7. Eric + 5×103minutes

If nobody minds very much,” Eric said, “I’d like to have a quick look at today’s newspaper before I shuffle along toward last month.”

The elapsed-time counter in front of him read 83.33 hours. Which was just short of three and a half days since Time Zero. And so this ought to be Friday night, the twenty-second of April.

He saw them exchanging glances. Was it okay to give him a paper? They weren’t sure. Someone on the psych staff went off to ask Dr. Ludwig, and apparently the answer was yes, because he came back with a newspaper in his hands.

It was a fresh printout. It had that brand-new smell that papers have when they first come from the wall slot. Eric stared at the date.

Friday, April 22, 2016.

So it really was true. He was actually traveling in time.

Unless this was all some crazy hoax—some kind of psychological experiment, maybe? And they had given him a paper with a phony date, so that he’d be fooled into believing—

That’s mighty paranoid thinking, Ricky-boy,he told himself.All this is real. You’d better believe it.

He glanced quickly over the front-page stories. Tenth anniversary of lunar settlement celebrated here and on the moon. The President’s visit to Antarctica. An earthquake in Turkey, 6.3 on the Richter scale, exactly as predicted last month. A big feature at the bottom of the page about the Robot Pride Day parade in Detroit, fifty thousand mechanical workers taking part.

He didn’t see any story about the time-travel experiment now underway at Cal Tech.

But it would have surprised him if he had. The whole project was classified data, partly because the government wanted it that way and partly because a lot of people were scared stiff of the whole idea of time travel. The response to the earliest announcements of the project had been unexpectedly heated. Certain historians and philosophers had argued that there might be irreparable damage to contemporary life if the past were changed in any way by time travelers. One small alteration—the plucking of a flower, the squashing of a bug—might wipe out whole empires, for all anyone knew. Then too some religious leaders were troubled by the possibility that visitors to the past might discover that scriptural history was inaccurate in some way. And there were always those people who feared any new development in science, especially one as startling and magical as this.
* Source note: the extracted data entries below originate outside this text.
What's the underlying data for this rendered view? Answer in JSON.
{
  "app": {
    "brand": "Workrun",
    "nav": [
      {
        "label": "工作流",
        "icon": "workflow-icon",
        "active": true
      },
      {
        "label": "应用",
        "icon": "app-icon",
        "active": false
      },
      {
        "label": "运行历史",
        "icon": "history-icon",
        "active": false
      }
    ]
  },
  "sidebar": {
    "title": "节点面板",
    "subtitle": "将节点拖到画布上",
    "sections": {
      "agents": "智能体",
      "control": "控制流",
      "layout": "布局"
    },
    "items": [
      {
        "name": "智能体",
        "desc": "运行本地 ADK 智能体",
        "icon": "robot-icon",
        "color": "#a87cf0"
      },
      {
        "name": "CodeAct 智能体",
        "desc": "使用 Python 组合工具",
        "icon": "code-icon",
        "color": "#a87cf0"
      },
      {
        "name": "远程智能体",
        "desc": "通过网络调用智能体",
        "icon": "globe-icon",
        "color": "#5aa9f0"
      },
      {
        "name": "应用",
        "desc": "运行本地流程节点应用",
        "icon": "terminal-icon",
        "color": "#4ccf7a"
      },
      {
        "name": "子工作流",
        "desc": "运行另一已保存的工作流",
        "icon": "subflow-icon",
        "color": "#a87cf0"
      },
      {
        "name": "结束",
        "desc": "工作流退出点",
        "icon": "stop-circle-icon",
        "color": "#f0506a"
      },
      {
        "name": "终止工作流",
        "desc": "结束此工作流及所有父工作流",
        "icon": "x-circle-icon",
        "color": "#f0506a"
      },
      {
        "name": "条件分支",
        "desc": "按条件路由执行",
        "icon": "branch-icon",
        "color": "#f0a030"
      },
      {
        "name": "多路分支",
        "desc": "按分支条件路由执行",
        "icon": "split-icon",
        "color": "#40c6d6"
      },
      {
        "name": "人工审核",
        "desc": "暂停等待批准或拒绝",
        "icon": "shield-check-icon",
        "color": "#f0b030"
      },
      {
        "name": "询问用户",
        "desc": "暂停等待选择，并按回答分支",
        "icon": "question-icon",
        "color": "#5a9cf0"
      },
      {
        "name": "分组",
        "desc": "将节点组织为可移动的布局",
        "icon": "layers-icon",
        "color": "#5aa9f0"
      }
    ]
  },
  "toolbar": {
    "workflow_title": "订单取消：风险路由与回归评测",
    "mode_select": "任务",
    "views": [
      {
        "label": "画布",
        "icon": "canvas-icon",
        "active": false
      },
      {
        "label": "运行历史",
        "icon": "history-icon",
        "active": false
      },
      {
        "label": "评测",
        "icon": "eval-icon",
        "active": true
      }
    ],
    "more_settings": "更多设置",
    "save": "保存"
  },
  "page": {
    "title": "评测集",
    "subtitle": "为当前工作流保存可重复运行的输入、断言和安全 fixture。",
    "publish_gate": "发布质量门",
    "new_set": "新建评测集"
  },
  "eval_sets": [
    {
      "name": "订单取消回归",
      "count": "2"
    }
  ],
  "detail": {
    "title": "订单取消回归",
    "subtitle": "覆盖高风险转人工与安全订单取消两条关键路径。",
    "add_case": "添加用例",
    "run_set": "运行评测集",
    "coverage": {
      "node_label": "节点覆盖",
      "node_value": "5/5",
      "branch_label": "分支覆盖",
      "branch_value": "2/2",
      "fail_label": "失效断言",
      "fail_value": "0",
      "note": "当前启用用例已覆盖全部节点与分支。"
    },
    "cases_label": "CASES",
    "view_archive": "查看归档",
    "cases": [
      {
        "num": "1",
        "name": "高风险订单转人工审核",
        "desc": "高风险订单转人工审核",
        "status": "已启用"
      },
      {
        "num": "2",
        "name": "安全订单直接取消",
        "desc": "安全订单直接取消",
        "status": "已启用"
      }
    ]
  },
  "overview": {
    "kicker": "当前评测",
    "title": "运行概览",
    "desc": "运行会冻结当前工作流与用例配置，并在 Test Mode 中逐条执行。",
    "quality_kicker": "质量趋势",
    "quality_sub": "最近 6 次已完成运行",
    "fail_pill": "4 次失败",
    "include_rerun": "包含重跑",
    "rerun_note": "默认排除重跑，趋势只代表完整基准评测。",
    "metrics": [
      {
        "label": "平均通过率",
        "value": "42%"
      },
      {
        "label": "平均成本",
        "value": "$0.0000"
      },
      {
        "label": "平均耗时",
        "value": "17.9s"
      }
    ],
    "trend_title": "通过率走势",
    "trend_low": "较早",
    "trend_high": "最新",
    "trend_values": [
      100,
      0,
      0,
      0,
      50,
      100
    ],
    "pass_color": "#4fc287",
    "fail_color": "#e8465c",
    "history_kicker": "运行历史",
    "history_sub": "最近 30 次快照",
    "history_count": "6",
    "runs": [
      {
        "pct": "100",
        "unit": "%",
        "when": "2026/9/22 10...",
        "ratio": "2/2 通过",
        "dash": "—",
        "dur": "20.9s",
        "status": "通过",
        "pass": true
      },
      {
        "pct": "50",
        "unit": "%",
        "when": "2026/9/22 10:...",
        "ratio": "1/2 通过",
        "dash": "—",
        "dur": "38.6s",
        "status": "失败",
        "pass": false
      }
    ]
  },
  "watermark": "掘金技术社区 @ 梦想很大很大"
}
So it had been decided on the highest levels not to release any details of Project Pendulum until there had been a chance to study the effects of the first few shunts.

Turning to the sports pages, Eric saw that the Dodgers had just dropped their third straight game in Osaka after losing two out of three in Honolulu. The new baseball season wasn’t starting off very promisingly. Things were doing a little better for the local basketball team: the Lakers had won their playoff series against Buenos Aires and were going on now to play Nairobi for the championship.

The weather for the Pasadena area was going to be fair and warm. It had rained in San Francisco yesterday but the storm wasn’t expected to reach Southern California. The stock market had had a good day, the Dow Jones averages rising 112 points to 7786. Eric felt curiously superstitious about looking at the obituary page and went past it quickly, averting his eyes.